Собеседник мой опять тяжело вздохнул и удивленно и растерянно обвел взглядом вокруг себя, будто впервые вот сейчас, сию минуту увидел с холма эту сухую землю, острые камни и высокие одинокие деревья.

— …Человек ведь другой раз, как овца, — проговорил он с печальной улыбкой. — Кое-кто из нашего лагеря подался в Бельгию, на шахты. И я за ними. Но в шахте я сильно растревожил рану в животе, уж было зажившую. И все деньги, которые я там наколотил, надо было снести докторам. А до новых денег докопаться я уже не мог: непрерывные боли в животе и, что съем, все обратно идет. Из шахтеров я перешел уже в сторожа. И тут, спасибо, подвернулся мне один армянин — почти что земляк. Рассказал, что есть такая очень богатая земля — Африка, где тепло и сухо и где умный человек ни за что не пропадет. Ну, мы же все считаем себя умными. Никто на собственную-то глупость пока что не жалуется. А этот армянин сказал, что у него в Африке родной дядя занимается зверями и может взять меня к себе на такую работу, что я буду и сыт, и доволен. И денег скоплю.

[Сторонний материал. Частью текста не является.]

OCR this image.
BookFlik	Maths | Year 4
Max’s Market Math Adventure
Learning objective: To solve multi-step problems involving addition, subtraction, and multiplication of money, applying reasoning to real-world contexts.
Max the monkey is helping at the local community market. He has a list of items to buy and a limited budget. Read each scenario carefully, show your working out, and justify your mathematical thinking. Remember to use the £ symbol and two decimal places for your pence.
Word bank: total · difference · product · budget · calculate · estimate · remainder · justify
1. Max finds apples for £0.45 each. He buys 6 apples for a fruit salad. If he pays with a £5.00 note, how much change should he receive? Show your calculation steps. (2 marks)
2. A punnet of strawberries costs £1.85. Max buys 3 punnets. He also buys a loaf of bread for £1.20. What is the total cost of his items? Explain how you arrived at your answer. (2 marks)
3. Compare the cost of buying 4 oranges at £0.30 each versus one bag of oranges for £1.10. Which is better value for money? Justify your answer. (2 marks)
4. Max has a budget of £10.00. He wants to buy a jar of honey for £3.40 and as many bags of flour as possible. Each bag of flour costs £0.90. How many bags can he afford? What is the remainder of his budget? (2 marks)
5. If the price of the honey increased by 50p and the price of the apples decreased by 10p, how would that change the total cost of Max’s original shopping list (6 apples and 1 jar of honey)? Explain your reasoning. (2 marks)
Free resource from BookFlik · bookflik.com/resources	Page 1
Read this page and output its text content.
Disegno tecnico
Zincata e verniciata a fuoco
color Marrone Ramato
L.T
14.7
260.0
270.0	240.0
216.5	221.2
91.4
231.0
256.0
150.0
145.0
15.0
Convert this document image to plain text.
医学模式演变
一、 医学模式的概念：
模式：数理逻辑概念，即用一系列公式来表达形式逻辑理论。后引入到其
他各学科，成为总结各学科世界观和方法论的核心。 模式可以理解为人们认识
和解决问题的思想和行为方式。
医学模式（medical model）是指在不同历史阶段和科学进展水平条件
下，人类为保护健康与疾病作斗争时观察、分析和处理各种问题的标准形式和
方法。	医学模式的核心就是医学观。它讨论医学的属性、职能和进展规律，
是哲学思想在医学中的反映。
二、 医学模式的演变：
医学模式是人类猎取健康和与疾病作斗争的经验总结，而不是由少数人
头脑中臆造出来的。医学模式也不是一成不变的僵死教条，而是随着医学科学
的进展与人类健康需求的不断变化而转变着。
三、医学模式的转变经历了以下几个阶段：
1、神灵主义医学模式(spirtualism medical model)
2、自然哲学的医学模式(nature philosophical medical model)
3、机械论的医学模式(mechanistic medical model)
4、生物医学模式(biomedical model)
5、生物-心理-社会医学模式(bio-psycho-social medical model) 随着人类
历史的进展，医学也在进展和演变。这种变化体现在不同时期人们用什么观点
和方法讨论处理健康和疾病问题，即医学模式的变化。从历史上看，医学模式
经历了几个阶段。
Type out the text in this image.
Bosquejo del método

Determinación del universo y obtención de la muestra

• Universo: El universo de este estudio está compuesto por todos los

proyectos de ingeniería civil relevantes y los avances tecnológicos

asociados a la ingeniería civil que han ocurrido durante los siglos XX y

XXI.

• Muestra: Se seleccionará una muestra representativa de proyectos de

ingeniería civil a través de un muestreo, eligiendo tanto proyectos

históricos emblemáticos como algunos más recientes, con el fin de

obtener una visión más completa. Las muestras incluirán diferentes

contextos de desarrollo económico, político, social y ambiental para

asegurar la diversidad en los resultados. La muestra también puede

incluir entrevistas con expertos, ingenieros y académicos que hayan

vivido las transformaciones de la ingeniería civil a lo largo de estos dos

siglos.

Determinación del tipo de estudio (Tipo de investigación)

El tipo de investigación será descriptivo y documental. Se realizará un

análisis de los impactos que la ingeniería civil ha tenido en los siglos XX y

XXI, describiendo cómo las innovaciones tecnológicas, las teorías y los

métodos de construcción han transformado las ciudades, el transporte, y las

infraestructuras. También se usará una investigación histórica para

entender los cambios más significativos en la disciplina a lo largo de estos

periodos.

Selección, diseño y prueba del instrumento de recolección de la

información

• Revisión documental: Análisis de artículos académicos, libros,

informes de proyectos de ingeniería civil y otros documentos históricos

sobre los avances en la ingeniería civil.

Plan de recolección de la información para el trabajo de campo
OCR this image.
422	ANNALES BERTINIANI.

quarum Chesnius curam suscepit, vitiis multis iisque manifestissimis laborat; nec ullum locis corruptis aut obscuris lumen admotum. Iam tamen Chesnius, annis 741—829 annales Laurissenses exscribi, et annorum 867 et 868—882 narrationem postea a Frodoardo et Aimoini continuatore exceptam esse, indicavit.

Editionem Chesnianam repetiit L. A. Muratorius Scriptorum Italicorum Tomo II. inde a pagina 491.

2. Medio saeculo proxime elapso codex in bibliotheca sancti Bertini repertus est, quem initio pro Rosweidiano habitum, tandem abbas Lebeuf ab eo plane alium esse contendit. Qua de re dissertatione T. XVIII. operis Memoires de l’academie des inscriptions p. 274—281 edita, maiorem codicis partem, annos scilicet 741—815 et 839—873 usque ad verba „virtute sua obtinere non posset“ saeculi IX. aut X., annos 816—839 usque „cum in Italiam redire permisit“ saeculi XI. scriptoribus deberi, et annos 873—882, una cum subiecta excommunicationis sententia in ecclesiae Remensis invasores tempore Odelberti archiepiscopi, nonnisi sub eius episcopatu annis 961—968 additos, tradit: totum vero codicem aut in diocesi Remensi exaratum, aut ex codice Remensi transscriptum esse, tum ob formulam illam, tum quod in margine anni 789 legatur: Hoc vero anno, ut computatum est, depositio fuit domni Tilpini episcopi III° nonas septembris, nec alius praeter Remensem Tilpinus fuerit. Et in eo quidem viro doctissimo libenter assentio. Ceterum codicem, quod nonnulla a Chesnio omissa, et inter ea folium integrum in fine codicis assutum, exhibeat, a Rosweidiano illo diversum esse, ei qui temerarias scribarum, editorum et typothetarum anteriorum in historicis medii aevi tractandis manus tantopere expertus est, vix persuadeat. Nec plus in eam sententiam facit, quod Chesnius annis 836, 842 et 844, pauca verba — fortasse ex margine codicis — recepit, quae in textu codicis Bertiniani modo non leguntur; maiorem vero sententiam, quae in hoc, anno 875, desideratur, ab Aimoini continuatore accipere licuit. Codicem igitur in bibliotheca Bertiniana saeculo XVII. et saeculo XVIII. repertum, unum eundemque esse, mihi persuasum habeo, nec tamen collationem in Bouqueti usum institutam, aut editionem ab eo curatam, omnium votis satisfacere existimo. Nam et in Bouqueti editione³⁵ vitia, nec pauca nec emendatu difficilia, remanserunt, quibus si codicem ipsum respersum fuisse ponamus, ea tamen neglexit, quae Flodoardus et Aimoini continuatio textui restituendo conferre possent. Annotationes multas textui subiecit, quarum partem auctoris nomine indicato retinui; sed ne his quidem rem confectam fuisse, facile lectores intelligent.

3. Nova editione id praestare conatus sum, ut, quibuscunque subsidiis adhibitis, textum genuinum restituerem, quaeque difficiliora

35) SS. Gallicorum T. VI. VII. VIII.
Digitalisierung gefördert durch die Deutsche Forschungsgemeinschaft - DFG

Ах, паразитка, паразитка! Глядите, она уже за нами идет, наблюдает, показал он на обезьяну, опять качавшуюся на длинной ветке над нашими головами. Или это была другая обезьяна? — Правда это или нет, как вы считаете, что мы от них произошли? Был тут у этого армянина, к которому я в конце концов поступил, один ученый из Австралии. Так он сомневался. Не может, считал, этого быть, чтобы мы происходили от обезьяны. Это обидно, мол, для людей так думать, что мы происходили от этаких тварей. А я лично считаю, что все возможно, все может быть. Я у этих армян — их два брата, и они два дела вели — прослужил тут, в Африке, можно сказать, шесть лет. Они не только ловили обезьян на продажу, но и вели дела по крокодилам, носорогам и прочим зверям, которых они содержали, выращивали и продавали. Дело у них было не слишком большое, но в то время очень прибыльное. И, главное, интересное. Но живот у меня сперва вроде утих здесь, в Африке, а потом начались приступы. И если схватит меня такой приступ где-нибудь в дороге, я не только ревмя реву, но и двигаться не имею возможности. Какой же из меня в таком случае агент, как я тогда красиво назывался, по отлову и реализации? Армяне, вполне понятно, отказались от меня. Но выплатили мне наградные. Вот с наградными деньгами я и вступил в наше кожевенное дело с немцем, насчет которого я вам уже объяснил… И, глядите, глядите, как она как будто с интересом смотрит то на вас, то на меня. И нахально, глядите, улыбается, — вдруг сердито плюнул в сторону обезьяны Борвенков. И вздохнул. — Сколько я их переловил за шесть лет, это высказать невозможно. Но, понимаешь, симпатии настоящей у меня к ним не получилось. Хотя бы такой вот симпатии, как к другим зверям. Как даже, например, к тем же крокодилам.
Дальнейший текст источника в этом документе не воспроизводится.